Last year, out of necessity, we tried something new in our company, and developed an in-house training program teaching people how to apply pebble.
We’ve been based in Houston for more than 30 years and wanted to expand our market to Austin, San Antonio and central Texas. If we were going to do that, we needed two more crews, whereas over the past 10 years we’d been growing one crew at a time per year.
On top of that, we had lost a crew’s worth of people, who had decided to work up north, where they pay more. That’s something every company faces, so we knew it would happen someday.
We wanted to start our own training program because we don’t hire anyone who has learned how to plaster from outside. When we first started applying pebble, we trained people from our gunite crews. That’s how we’ve grown it all along. Now we needed to do it at a faster pace. We decided to start from the ground up and take people who didn’t know anything about plastering and teach them.
The traditional method of teaching is to bring the new person into the pool with a trainer, have them do a small portion of the surface, then leave the rest to experienced workers. So they get very limited exposure. This usually happens before the season, when there aren’t a lot of pools to train on.
So we decided to build a dedicated training area at our offices. Our company used to sell materials and different types of aggregates, so in the back of our yard we had four 20-by-20 bins, which were three-sided, for storing material. We weren’t using them anymore, so we closed off the fourth wall of each and converted them into two pools and two spas for training. One pool had no detail — it was just walls and floors — but the other had a lot of detail, such as benches and sun shelves. We had a round spa, which is easier to plaster, and then a square one.
Between the four units, we had jet fittings, light niches, split main drains and a channel drain, so the students could learn how to finish around different components.
We also put in different types of tile, because each kind of veneer presents its own set of challenges. For example, when you wash around a ceramic tile line, it’s going to create more runoff water than stone.
To recruit trainees, we needed to go outside our regular pool of talent.
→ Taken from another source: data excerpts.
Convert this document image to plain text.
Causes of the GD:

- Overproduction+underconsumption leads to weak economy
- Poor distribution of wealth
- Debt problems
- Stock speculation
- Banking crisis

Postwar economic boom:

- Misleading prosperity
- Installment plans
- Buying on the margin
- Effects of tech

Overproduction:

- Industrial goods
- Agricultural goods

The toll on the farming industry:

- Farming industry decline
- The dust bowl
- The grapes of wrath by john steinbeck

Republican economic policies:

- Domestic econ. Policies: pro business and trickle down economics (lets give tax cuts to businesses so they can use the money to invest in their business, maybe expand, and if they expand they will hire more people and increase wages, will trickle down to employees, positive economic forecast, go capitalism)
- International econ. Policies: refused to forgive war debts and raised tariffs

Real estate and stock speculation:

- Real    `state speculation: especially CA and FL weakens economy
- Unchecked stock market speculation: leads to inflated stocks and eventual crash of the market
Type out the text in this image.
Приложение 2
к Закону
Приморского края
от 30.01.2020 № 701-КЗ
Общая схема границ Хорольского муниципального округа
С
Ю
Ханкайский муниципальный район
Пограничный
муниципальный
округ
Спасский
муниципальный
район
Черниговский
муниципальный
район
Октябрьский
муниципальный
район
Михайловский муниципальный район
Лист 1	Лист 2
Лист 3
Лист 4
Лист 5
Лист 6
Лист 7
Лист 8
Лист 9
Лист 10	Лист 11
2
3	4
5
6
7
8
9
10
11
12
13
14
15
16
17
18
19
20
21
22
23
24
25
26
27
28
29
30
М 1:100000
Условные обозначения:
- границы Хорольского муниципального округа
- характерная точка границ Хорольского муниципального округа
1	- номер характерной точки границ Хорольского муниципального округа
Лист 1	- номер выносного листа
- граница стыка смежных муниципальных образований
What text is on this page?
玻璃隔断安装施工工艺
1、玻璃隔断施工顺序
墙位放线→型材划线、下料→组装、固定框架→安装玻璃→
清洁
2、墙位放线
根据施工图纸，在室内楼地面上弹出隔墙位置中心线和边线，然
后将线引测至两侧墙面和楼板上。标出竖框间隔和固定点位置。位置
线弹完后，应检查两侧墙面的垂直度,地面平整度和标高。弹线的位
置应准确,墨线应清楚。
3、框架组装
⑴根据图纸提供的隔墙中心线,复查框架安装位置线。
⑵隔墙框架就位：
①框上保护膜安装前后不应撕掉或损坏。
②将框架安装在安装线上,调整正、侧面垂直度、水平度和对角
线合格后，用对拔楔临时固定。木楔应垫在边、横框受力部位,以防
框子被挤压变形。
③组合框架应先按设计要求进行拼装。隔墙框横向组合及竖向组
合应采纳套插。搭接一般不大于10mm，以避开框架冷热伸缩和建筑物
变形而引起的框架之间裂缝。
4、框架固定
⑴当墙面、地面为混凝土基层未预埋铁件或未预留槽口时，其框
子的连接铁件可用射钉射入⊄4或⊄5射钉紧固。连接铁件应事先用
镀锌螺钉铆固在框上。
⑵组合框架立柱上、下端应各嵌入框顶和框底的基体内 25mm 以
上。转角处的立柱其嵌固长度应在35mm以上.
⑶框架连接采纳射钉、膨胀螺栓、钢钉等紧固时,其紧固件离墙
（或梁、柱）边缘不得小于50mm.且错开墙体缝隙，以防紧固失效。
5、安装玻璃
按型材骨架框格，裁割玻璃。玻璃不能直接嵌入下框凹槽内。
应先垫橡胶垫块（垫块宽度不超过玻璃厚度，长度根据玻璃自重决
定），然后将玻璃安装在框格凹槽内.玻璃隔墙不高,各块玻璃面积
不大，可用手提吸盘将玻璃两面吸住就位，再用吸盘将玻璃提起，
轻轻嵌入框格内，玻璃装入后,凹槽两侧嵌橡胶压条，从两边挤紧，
So we went to some of the high schools in the area and approached graduating seniors who maybe weren’t going to college.
At the beginning of each class, we’d have eight candidates who’d been screened through an interview process. They’d start in a classroom setting, so we weren’t investing too much at first. We showed them the different types of trowels and let the students touch, feel, move and bend the tools. They would watch videos of our guys working and view lots of pictures. For inspiration, we would show them images of gorgeous pools and say, “This is what you’re going to be doing.”
The first couple days, we would have them walk laps around our yard, wearing the spikes that we walk on inside the pools. By having them do laps, we were teaching them to pick up their feet while they walk. Our yard has a lot of sand in it from our gunite business. So as they were doing a full lap we would tell them to look behind them, and they could see who was dragging their feet, which is a big no-no in the plaster business.
If they showed up the next day, we would have them trowel sand. So they were bent over, actually plastering like they would a floor for a couple of hours at a time. And in between those hours, we would do laps. We treated it like boot camp. We were trying to weed people out.
We’d get some trainees who didn’t come back, and a few who we instantly knew, “Hey, this isn’t for you.” Maybe the body type just wasn’t right. There are actually ideal types. If a guy looks like Mr. Muscle Man, he’s probably better off as a mixer than a spa finisher, who has to work in very tight areas. If they were promising but we didn’t think they were the right fit to be a finisher, we might send them to another division. We’d get to understand their characters. There are people whose personality lends itself more to demolition, so we might send them to a demo crew.
After that first week as a beginner, they would go into live action in a regular pool. By this point, we’d have five guys left, so we’d send one out with each of our crews so they could see real action for about a week. They wouldn’t count as part of the crew — they’d each work as an extra hand.
Then we would bring them back, and they’d go through the intermediate stage and spend a week there, learning to work on the more complicated pool and the spas. After the intermediate portion, we would have them work on one pool out in the field, then bring them back later in the day to work in our training facility. That would go on for almost a month. They could work through the complete process of finishing a pool two times a day, once in a controlled environment. In the traditional training method, they only would have been able to trowel floors for that first month or two. With our method, they were already 11 pools in. They weren’t complete finishers, and they weren’t doing great yet, but they were so much further advanced than they would have been using the typical training methods.
If we didn’t think someone was ready to move on at a certain stage, they could take the week over again.
The guys who liked it and wanted to stay would bring in two or three friends. So we could increase the talent pool more.
We quickly discovered that we were building a pretty contagious environment: The guys already working with us wanted a crack at the training pools to see if they could do what these kids were doing. A lot of people on our crews had never done spas — they’d just done benches and steps. So we thought, if it works for the new guys, then it can work for the intermediate guys, too. So we built spas for them to train on. And it gave them a chance to advance themselves, too.